En menos de cinco minutos estuve en mi casa. Entré a buscar las llaves del coche y fui hacia éste. Me dirigí hacia la casa de los Cullen y allí me estaban esperando. Una vez dentro del coche Milo, que se sentó en el asiento trasero, comenzó a hablar.

- Gracias por llevarme.

- Porque nos lo has pedido a nosotras? El acompañarte, me refiero.

- Virgil me había hablado mucho de vosotras. Sois amigas de verdad. En los buenos y, sobretodo, en los malos momentos.

- Como llegaste a mi casa? – preguntó Renesmee.

- Cuando estuve del todo recuperado, Carlisle me pidió que fuera a su casa para contarles a su familia lo sucedido. Entonces es cuando empecé a pensar que había algo más. Poco a poco me fui dando cuenta, por las cosas que decían, de que estaba rodeado de vampiros. Pero ninguno fue a por mí así que creí haber encontrado el eslabón perdido. Vampiros que no atacan a las personas. Cuando Jasper me estaba contando todo lo que sabía de Maria, llegasteis vosotras.

- Como llegaste a ser caza vampiros?- pregunté yo intrigada por esa parte de su vida.

- Cuando tenía 16 años y volvía un día a casa, oí unos gritos en un callejón. Curioso, me acerqué y vi como un chico estaba inclinado sobre una chica, que estaba en el suelo. Me fui acercando y pude ver mejor la situación. El chico me oyó llegar, se volvió hacia mí y vi que tenía la boca llena de sangre. Se levantó y trepó una pared de por lo menos tres metros. Me acerqué a la chica y vi que tenía la marca de unos dientes en su cuello. Tarde me di cuenta de que se trataba de mi vecina. Solo tenía 10 años. Desde ese día me prometí a mi mismo que no permitiría que eso volviera a suceder.

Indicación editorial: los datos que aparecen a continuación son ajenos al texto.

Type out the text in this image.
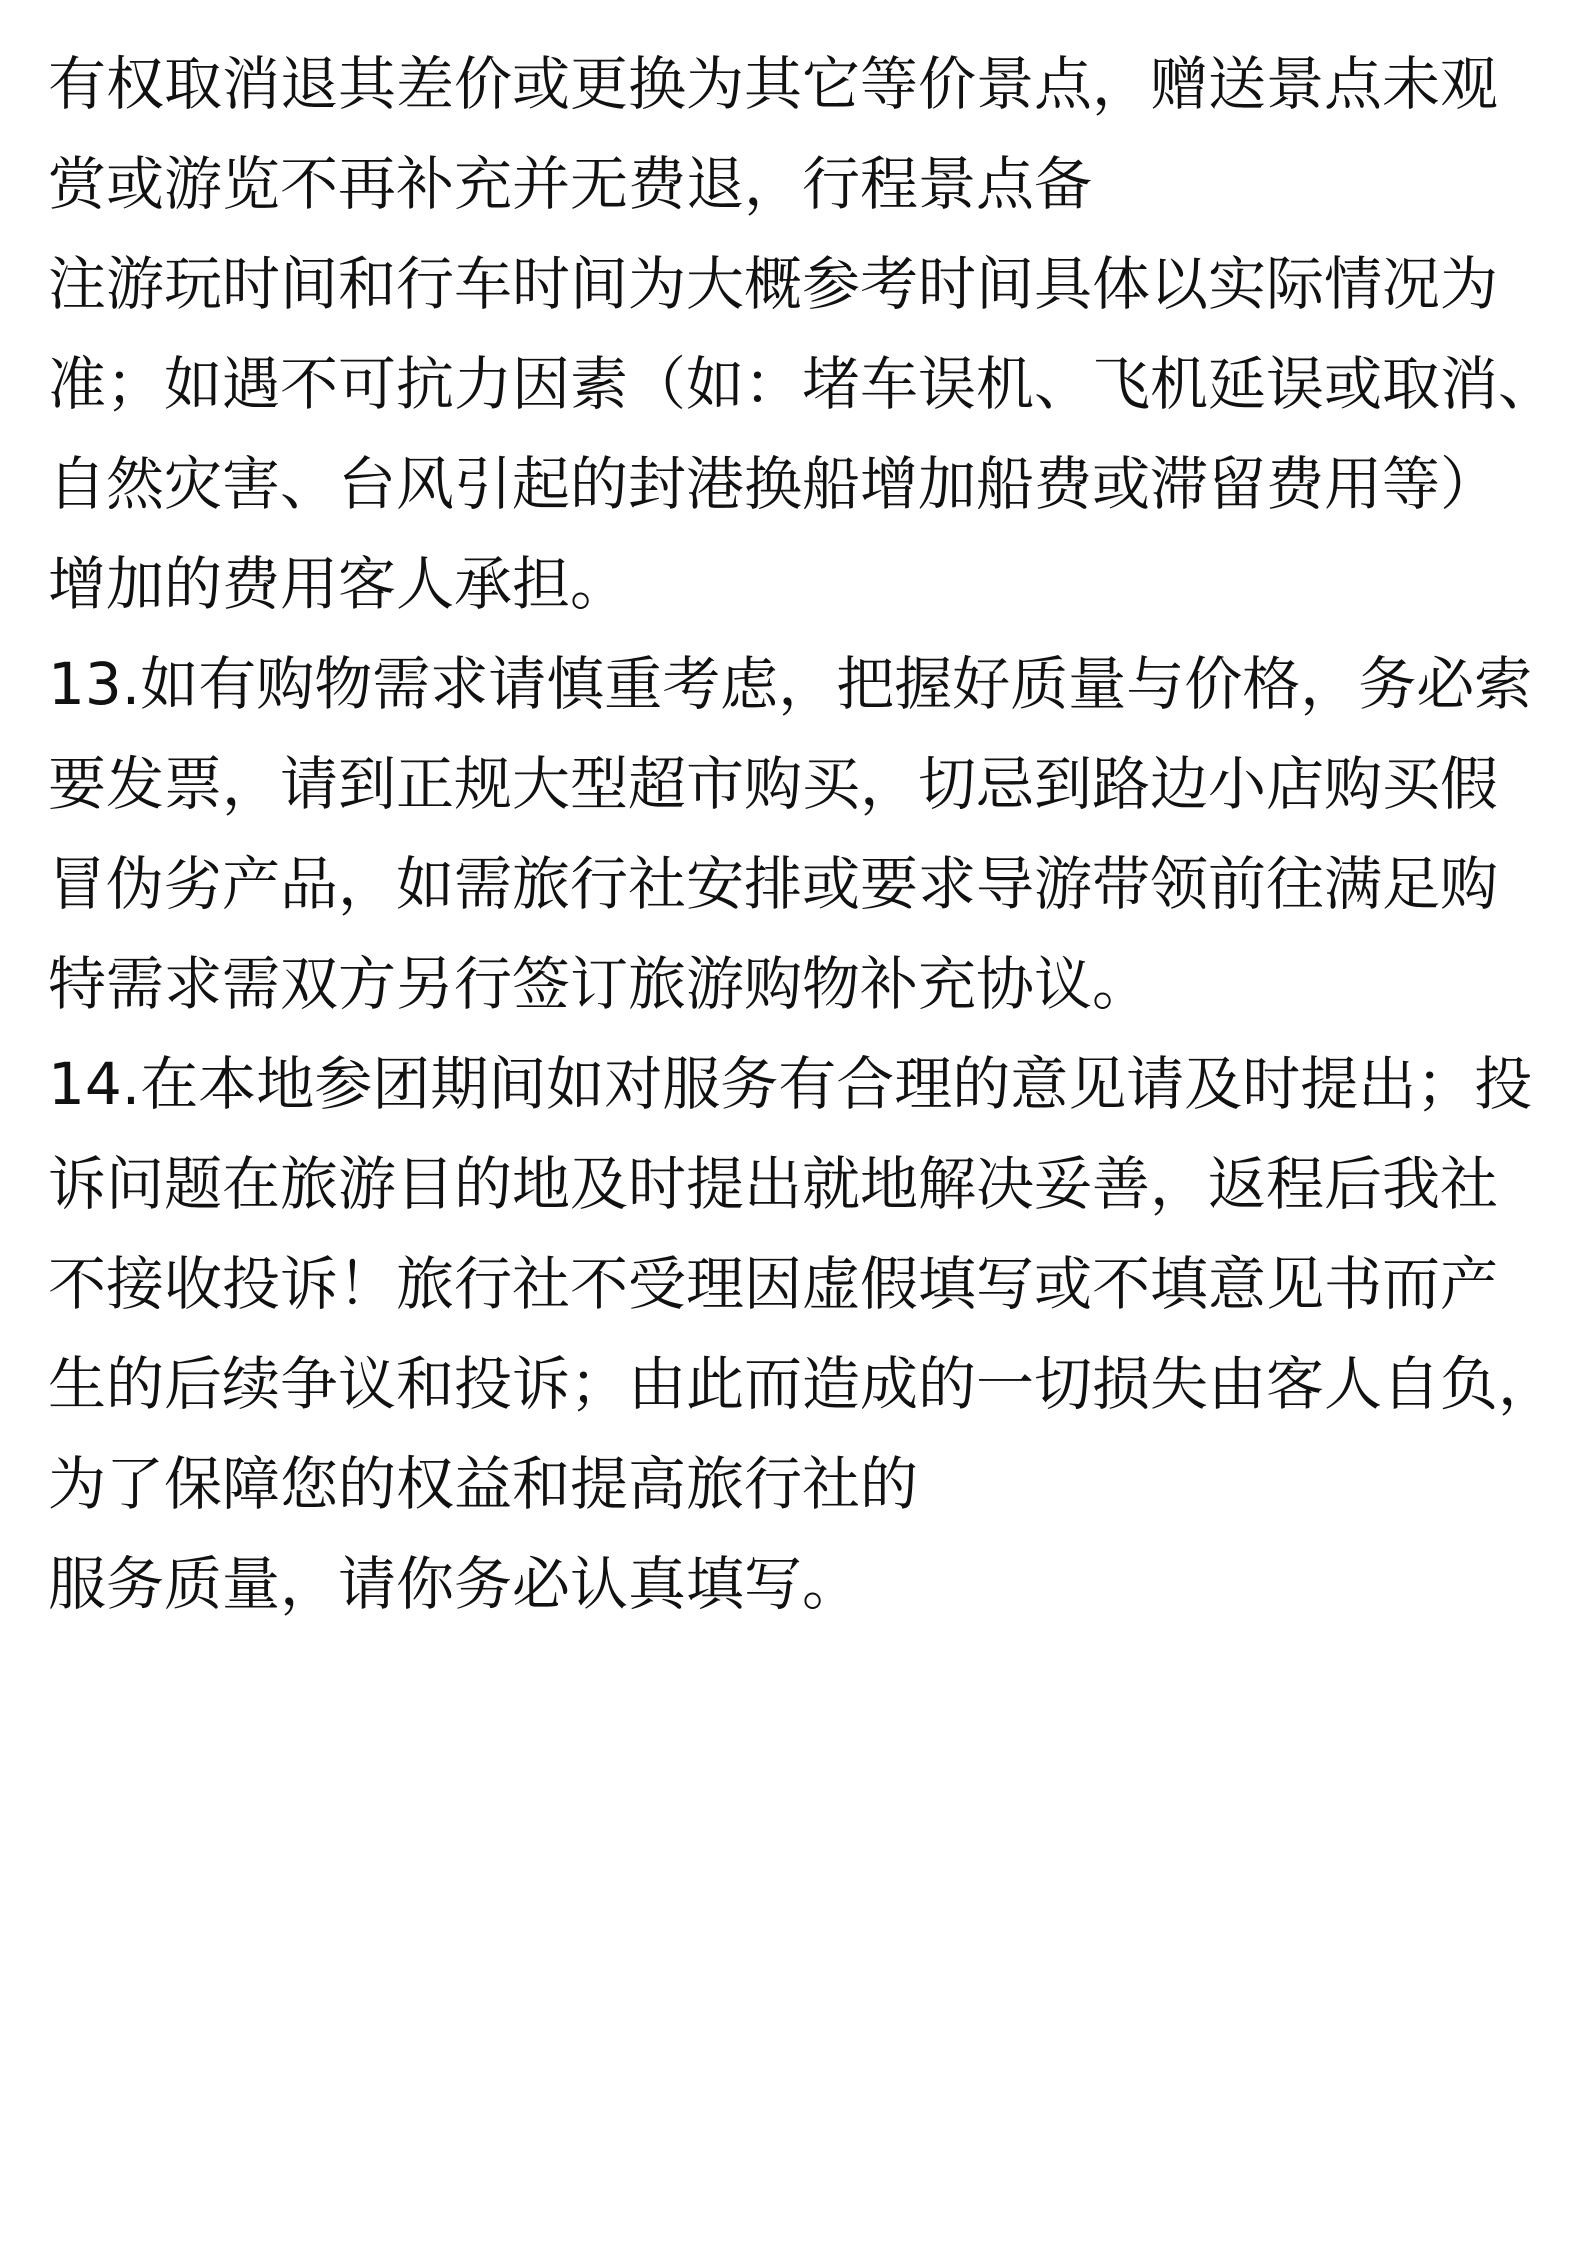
有权取消退其差价或更换为其它等价景点，赠送景点未观
赏或游览不再补充并无费退，行程景点备
注游玩时间和行车时间为大概参考时间具体以实际情况为
准；如遇不可抗力因素（如：堵车误机、飞机延误或取消、
自然灾害、台风引起的封港换船增加船费或滞留费用等）
增加的费用客人承担。
13.如有购物需求请慎重考虑，把握好质量与价格，务必索
要发票，请到正规大型超市购买，切忌到路边小店购买假
冒伪劣产品，如需旅行社安排或要求导游带领前往满足购
特需求需双方另行签订旅游购物补充协议。
14.在本地参团期间如对服务有合理的意见请及时提出；投
诉问题在旅游目的地及时提出就地解决妥善，返程后我社
不接收投诉！旅行社不受理因虚假填写或不填意见书而产
生的后续争议和投诉；由此而造成的一切损失由客人自负，
为了保障您的权益和提高旅行社的
服务质量，请你务必认真填写。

Renesmee y yo no dijimos nada. No podía imaginar como lo tenía que haber pasado.

Ring, ring!

- Es mi móvil. Renesmee, puedes contestar? – le dije sacando como pude el móvil del bolsillo de mi pantalón.

- Claro, dame. – cogió el teléfono y descolgó. – diga? Ah! Hola Virgil. No, soy Renesmee. No, no puede contestar, está conduciendo. Ah! Vale, como quieras. – Renesmee puso el manos libres.

- Hola!

- Hola! – respondimos los tres a la vez.

- Milo, te voy a matar! – gritó Virgil, de repente.

- Pero que he hecho?

- Que es lo que no has hecho, querrás decir. No he dormido en toda la noche. Donde te habías metido? Son las 12 de la mañana y todavía no sabía nada de ti. Podrías haber llamado!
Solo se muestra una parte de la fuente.